As for Pearl Jam, it astonishes me that the band’s decision to release live CDs from all the dates on its last tour hasn’t excited more commentary — and more praise. Talk about “Got Live If You Want It”! Quite apart from the excellence of the music on the smattering of discs I’ve heard, the band seems to be setting out to define another way of doing business at a time when the mainstream music industry is interested in nothing but sales. The conventional wisdom of the music business is that a band must release a studio album no more frequently than every two or three years so that the record company can market it with military-style precision. The order of the singles, the timing of the videos, the choice of magazine covers and television appearances — all that is relentlessly executed with the sole purpose of maximizing sales. If a live album is to be released at all, it’s just a holiday season grab for dollars or a tour souvenir — nothing to really be taken seriously. That business approach works fine for a while, but ultimately it burns the audience out, and leaves people bored and jaded, eager to move on to some new, equally well-marketed thrill.

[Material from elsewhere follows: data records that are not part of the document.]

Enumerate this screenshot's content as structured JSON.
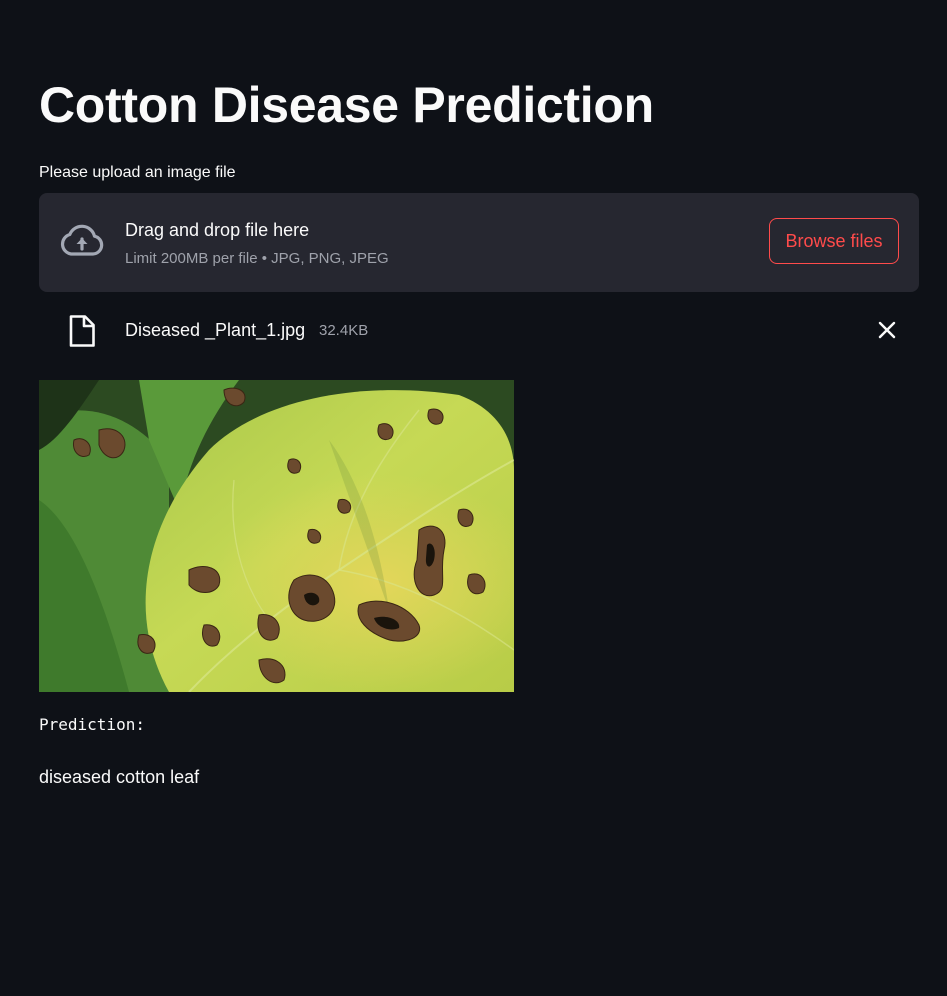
{
  "page": {
    "title": "Cotton Disease Prediction"
  },
  "uploader": {
    "label": "Please upload an image file",
    "drop_title": "Drag and drop file here",
    "drop_limit": "Limit 200MB per file • JPG, PNG, JPEG",
    "browse_label": "Browse files",
    "icon": "cloud-upload-icon"
  },
  "uploaded_file": {
    "name": "Diseased _Plant_1.jpg",
    "size": "32.4KB",
    "icon": "file-icon",
    "remove_icon": "close-icon"
  },
  "result": {
    "label": "Prediction:",
    "value": "diseased cotton leaf"
  },
  "colors": {
    "background": "#0e1117",
    "dropzone": "#262730",
    "accent": "#ff4b4b",
    "text": "#fafafa",
    "muted_text": "#9fa2ab"
  }
}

Following the example of the Grateful Dead, however, Pearl Jam are proving that you can satisfy your fans by giving them more, not less. Rather than doling out one perfectly exploited single after another to promote an album to death, Pearl Jam, going to characteristic extremes, have let the group’s most rabid fans set the standard for how much of the band’s music should be available — in a word, everything.

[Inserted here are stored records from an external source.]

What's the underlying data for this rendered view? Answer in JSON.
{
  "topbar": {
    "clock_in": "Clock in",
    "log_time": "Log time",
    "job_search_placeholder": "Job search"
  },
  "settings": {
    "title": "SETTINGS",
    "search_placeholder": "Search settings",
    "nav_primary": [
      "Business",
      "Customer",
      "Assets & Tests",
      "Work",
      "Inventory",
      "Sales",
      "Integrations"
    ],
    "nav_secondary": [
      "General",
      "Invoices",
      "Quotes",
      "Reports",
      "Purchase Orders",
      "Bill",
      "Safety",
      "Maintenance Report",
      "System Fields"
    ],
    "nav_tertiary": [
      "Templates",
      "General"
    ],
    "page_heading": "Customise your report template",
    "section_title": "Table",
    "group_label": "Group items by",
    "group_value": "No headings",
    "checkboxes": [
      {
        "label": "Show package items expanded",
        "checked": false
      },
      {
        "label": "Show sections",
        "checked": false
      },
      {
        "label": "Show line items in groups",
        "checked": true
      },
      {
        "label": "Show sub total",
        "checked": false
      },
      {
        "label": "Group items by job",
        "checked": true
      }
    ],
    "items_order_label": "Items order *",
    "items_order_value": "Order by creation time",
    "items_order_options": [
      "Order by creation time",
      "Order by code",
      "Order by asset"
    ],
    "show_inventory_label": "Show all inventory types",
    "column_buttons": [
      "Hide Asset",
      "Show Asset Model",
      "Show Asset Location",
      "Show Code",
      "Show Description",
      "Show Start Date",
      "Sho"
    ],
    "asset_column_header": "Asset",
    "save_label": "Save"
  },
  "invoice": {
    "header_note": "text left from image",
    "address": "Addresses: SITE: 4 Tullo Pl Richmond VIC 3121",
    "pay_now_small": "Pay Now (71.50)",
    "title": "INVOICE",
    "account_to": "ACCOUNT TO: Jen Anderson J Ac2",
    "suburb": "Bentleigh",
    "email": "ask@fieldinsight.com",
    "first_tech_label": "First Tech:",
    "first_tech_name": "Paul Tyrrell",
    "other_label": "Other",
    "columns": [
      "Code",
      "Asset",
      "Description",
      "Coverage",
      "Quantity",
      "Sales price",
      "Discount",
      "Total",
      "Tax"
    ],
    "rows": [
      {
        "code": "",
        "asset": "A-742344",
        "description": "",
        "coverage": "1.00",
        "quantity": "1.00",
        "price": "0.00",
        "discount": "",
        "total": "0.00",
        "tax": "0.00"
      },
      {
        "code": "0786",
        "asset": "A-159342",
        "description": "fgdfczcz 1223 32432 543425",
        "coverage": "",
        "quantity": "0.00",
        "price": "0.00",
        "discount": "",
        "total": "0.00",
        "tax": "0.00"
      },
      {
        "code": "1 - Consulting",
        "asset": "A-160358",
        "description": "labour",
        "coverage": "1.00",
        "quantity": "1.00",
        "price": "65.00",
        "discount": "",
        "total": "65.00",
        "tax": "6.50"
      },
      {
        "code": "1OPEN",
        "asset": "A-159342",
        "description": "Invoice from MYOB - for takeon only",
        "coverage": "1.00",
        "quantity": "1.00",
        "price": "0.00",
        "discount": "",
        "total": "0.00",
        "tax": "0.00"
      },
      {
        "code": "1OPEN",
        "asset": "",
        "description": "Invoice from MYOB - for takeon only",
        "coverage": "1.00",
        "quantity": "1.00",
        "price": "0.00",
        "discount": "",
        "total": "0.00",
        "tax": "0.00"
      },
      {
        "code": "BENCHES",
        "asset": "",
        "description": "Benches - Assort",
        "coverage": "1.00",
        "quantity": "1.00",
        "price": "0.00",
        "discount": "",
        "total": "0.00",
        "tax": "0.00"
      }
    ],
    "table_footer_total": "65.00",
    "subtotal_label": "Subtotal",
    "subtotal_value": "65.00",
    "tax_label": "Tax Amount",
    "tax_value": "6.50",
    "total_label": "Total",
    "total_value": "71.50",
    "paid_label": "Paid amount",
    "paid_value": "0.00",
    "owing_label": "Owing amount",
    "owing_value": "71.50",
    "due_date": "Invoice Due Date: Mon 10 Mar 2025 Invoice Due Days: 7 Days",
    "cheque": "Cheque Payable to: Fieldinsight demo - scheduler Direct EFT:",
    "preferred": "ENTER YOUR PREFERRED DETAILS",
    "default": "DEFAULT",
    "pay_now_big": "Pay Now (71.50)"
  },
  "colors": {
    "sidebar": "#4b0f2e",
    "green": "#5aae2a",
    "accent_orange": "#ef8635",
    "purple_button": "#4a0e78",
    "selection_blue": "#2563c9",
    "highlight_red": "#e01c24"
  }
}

People can make fun of it or even, unbelievably, search for ulterior motives in what the band has done. But it seems to me that Pearl Jam have set out, in their own way, to defeat cynicism and the corporate forces that prefer creating mindless consumers to engaging in a genuine exchange with real fans. When I hear Pearl Jam perform Elvis Presley’s “Can’t Help Falling in Love” in Memphis, I hear a band that is mindful of where it’s playing and excited to honor the sources of the music it loves. And willing to have some spontaneous fun with its fans.
Giving everything to your audience is a great rock & roll gesture of community. And whether, in their different ways, it’s Bruce Springsteen and the E Street Band, Ben Harper or Pearl Jam, it reminds me, as Steve Van Zandt said, of something that maybe we all need and deserve to be reminded of.